Successive-Cyclic Movement and Island Repair: The Difference between Sluicing and VP-Ellipsis

It is well known that in sluicing constructions wh-dependencies can cross certain projections that are otherwise barriers to movement (Ross 1969, Chomsky 1972). This fact would follow under the assumption that the relevant barriers are somehow deactivated when phonologically deleted (island repair). The problem, however, is that another form of phonological deletion (VP-ellipsis; VPE) seems to be impossible in certain contexts where sluicing allows for island repair (Chung, Ladusaw, and McCloskey 1995, Merchant 2001). Nevertheless, we argue against the conclusion that island repair is a special property of sluicing. The argument is based on two observations.

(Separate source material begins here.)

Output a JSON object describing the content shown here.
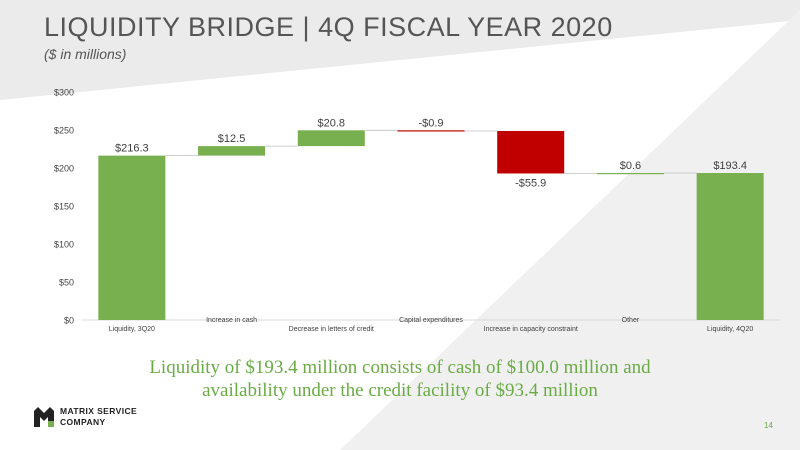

First, the difference between sluicing and VPE seems too broad to warrant the conclusion that island repair is the distinguishing factor (Lasnik 2001). Second, the conclusion is directly refuted by other VPE environments where island repair is possible (Kennedy and Merchant 2000; Fox, in preparation). The argument leaves us with a puzzle that we attempt to resolve while still maintaining the null hypothesis that VPE and sluicing involve the same operation of deletion, differing only in the size of the deleted constituent. Our proposed resolution capitalizes on a special property of the relevant sluicing contextsnamely, the presence of an indefinite NP in the antecedent clause in a position parallel to that of a trace in the elided clause. We argue that given the parallelism conditions on ellipsis, this fact prevents the wh-phrase in the elided clause from undergoing successive-cyclic movement. The remaining option (one-fell-swoop movement) requires the deletion of all barriers, including those that would otherwise be circumvented via an intermediate landing site. Such deletion occurs in sluicing but not in VPE, which targets a smaller constituent.